U.S. Vice President Mike Pence, Colombian President Ivan Duque, Costa Rica Vice President Epsy Campbell and British opposition leader Jeremy Corbyn are among other leaders expected to attend the inauguration.
Maduro’s presence at the ceremony will be a serious blow to the 14-country Group of Lima, which has taken escalating steps to isolate the Maduro regime.
In February, the group — which includes Mexico, Brazil, Argentina, Colombia, Peru and Chile — issued a statement supporting Peru’s President Martin Vizcarra’s decision not to invite Maduro to the Summit of the Americas because of the Venezuelan leader’s violation of the rule of law.
On May 21, a day after Venezuela’s fraudulent elections in which Maduro re-elected himself for a new term in office, the Group of Lima issued a new statement stating that Maduro had “violated the democratic order,” and that they would “not recognize the legitimacy” of the elections. The statement was co-signed by the United States and Spain.
On Sept. 26, several members of the Lima Group issued an unprecedented petition to the International Criminal Court to launch an investigation into Maduro’s alleged crimes against humanity.
But, signaling that he may break from the group of countries that are trying to press for a restoration of democracy in Venezuela, López Obrador has said that he will invite all countries in the world to his inauguration.
Furthermore, he said that he will revert Mexico’s foreign policy to its 20th-century practice of “non-intervention” in other countries’ internal affairs. In fact, that was the term Mexico’s authoritarian governments used as an excuse not to criticize Cuba and other leftist dictatorships.
More than 75,000 Mexicans already have signed a Change.org petition asking López Obrador to withdraw his invitation to Maduro. Nineteen heads of state — including Oscar Arias of Costa Rica, Jose Maria Aznar of Spain, and Felipe Calderon and Vicente Fox of Mexico — issued a petition earlier this week asking López Obrador to abide by the Group of Lima agreements and “avoid the presence” of Maduro at his inauguration.
López Obrador’s designated foreign minister, Marcelo Ebrard, justified the decision to invite Maduro by saying that Mexico will have friendly relations with all countries, and that former presidents Fox and Calderón had also invited late Venezuelan President Hugo Chávez to their respective inaugurations.
In fact, when Fox was inaugurated on Dec. 1, 2000, Chávez had just won a democratic election in Venezuela and could not be considered a dictator. When Calderón took office in 2006, Chávez had already shown authoritarian traits, but had not been condemned by the international community for breaking the rule of law.
Some Venezuelan exiles have suggested that Latin American democratic leaders boycott López Obrador’s inauguration if Maduro attends.
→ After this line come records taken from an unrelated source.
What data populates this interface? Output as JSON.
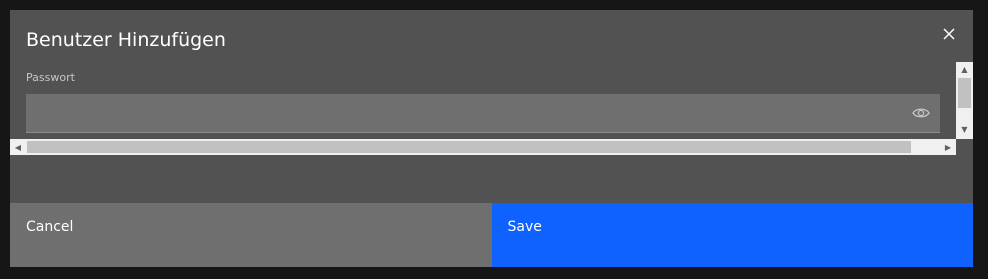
{
  "modal": {
    "title": "Benutzer Hinzufügen",
    "close_icon": "close-icon",
    "password": {
      "label": "Passwort",
      "value": "",
      "placeholder": "",
      "toggle_icon": "eye-icon"
    },
    "buttons": {
      "cancel": "Cancel",
      "save": "Save"
    }
  },
  "colors": {
    "page_bg": "#161616",
    "modal_bg": "#525252",
    "field_bg": "#6f6f6f",
    "cancel_bg": "#6f6f6f",
    "primary": "#0f62fe"
  }
}
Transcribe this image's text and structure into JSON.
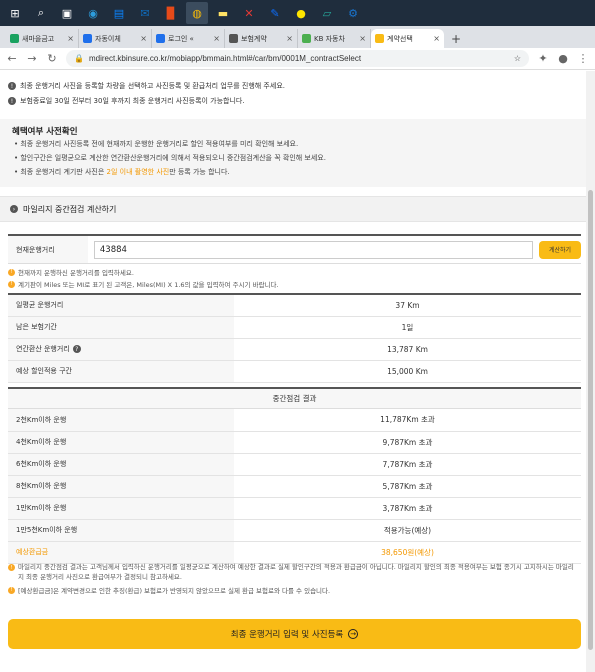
{
  "taskbar": {
    "items": [
      {
        "icon": "windows-logo-icon",
        "glyph": "⊞",
        "color": "#ffffff"
      },
      {
        "icon": "search-icon",
        "glyph": "⌕",
        "color": "#ffffff"
      },
      {
        "icon": "task-view-icon",
        "glyph": "▣",
        "color": "#ffffff"
      },
      {
        "icon": "edge-icon",
        "glyph": "◉",
        "color": "#2d9cdb"
      },
      {
        "icon": "store-icon",
        "glyph": "▤",
        "color": "#0a84ff"
      },
      {
        "icon": "mail-icon",
        "glyph": "✉",
        "color": "#0f6cbd"
      },
      {
        "icon": "office-icon",
        "glyph": "▉",
        "color": "#e64a19"
      },
      {
        "icon": "chrome-icon",
        "glyph": "◍",
        "color": "#fbbc05"
      },
      {
        "icon": "sticky-notes-icon",
        "glyph": "▬",
        "color": "#ffe266"
      },
      {
        "icon": "app-x-icon",
        "glyph": "✕",
        "color": "#e53935"
      },
      {
        "icon": "pen-app-icon",
        "glyph": "✎",
        "color": "#0d6efd"
      },
      {
        "icon": "kakaotalk-icon",
        "glyph": "●",
        "color": "#fee500"
      },
      {
        "icon": "notebook-icon",
        "glyph": "▱",
        "color": "#26a69a"
      },
      {
        "icon": "settings-app-icon",
        "glyph": "⚙",
        "color": "#1976d2"
      }
    ]
  },
  "browser": {
    "tabs": [
      {
        "title": "새마을금고",
        "fav_color": "#1aa260",
        "active": false
      },
      {
        "title": "자동이체",
        "fav_color": "#1f6feb",
        "active": false
      },
      {
        "title": "로그인 «",
        "fav_color": "#1f6feb",
        "active": false
      },
      {
        "title": "보험계약",
        "fav_color": "#555555",
        "active": false
      },
      {
        "title": "KB 자동차",
        "fav_color": "#4caf50",
        "active": false
      },
      {
        "title": "계약선택",
        "fav_color": "#f9bb15",
        "active": true
      }
    ],
    "new_tab_label": "+",
    "url": "mdirect.kbinsure.co.kr/mobiapp/bmmain.html#/car/bm/0001M_contractSelect"
  },
  "page": {
    "notices_top": [
      "최종 운행거리 사진을 등록할 차량을 선택하고 사진등록 및 환급처리 업무를 진행해 주세요.",
      "보험종료일 30일 전부터 30일 후까지 최종 운행거리 사진등록이 가능합니다."
    ],
    "precheck": {
      "title": "혜택여부 사전확인",
      "items": [
        "• 최종 운행거리 사진등록 전에 현재까지 운행한 운행거리로 할인 적용여부를 미리 확인해 보세요.",
        "• 할인구간은 일평균으로 계산한 연간환산운행거리에 의해서 적용되오니 중간점검계산을 꼭 확인해 보세요."
      ],
      "last_item_prefix": "• 최종 운행거리 계기판 사진은 ",
      "last_item_highlight": "2일 이내 촬영한 사진",
      "last_item_suffix": "만 등록 가능 합니다."
    },
    "section_title": "마일리지 중간점검 계산하기",
    "input": {
      "label": "현재운행거리",
      "value": "43884",
      "button": "계산하기"
    },
    "input_notes": [
      "현재까지 운행하신 운행거리를 입력하세요.",
      "계기판이 Miles 또는 MI로 표기 된 고객은, Miles(MI) X 1.6의 값을 입력하여 주시기 바랍니다."
    ],
    "summary_rows": [
      {
        "label": "일평균 운행거리",
        "value": "37 Km"
      },
      {
        "label": "남은 보험기간",
        "value": "1일"
      },
      {
        "label": "연간환산 운행거리",
        "value": "13,787 Km",
        "help": true
      },
      {
        "label": "예상 할인적용 구간",
        "value": "15,000 Km"
      }
    ],
    "result_title": "중간점검 결과",
    "result_rows": [
      {
        "label": "2천Km이하 운행",
        "value": "11,787Km 초과"
      },
      {
        "label": "4천Km이하 운행",
        "value": "9,787Km 초과"
      },
      {
        "label": "6천Km이하 운행",
        "value": "7,787Km 초과"
      },
      {
        "label": "8천Km이하 운행",
        "value": "5,787Km 초과"
      },
      {
        "label": "1만Km이하 운행",
        "value": "3,787Km 초과"
      },
      {
        "label": "1만5천Km이하 운행",
        "value": "적용가능(예상)"
      },
      {
        "label": "예상환급금",
        "value": "38,650원(예상)",
        "highlight": true
      }
    ],
    "bottom_notes": [
      "마일리지 중간점검 결과는 고객님께서 입력하신 운행거리를 일평균으로 계산하여 예상한 결과로 실제 할인구간의 적용과 환급금이 아닙니다. 마일리지 할인의 최종 적용여부는 보험 종기시 고지하시는 마일리지 최종 운행거리 사진으로 환급여부가 결정되니 참고하세요.",
      "[예상환급금]은 계약변경으로 인한 추징(환급) 보험료가 반영되지 않았으므로 실제 환급 보험료와 다를 수 있습니다."
    ],
    "cta_label": "최종 운행거리 입력 및 사진등록"
  },
  "colors": {
    "accent": "#f9bb15",
    "highlight_text": "#f39800"
  }
}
But that’s unlikely to happen because, among other things, most countries won’t want to antagonize the new Mexican president from Day One.
Others are proposing a massive demonstration against Maduro in Mexico City on the day of his arrival. “The Venezuelan diaspora and pro-democracy Mexicans should show Mexico’s new president that the Venezuelan refugee crisis is a direct result of Maduro’s dictatorship,” says exile leader Carlos Vecchio.
Indeed, a huge anti-Maduro protest on Dec. 1 would remind López Obrador that his country is bound by international agreements to defend democracy in the region, and that his proposed non-intervention policy is outdated.
It would be a good way of sending a strong message not only to Maduro, but also to López Obrador.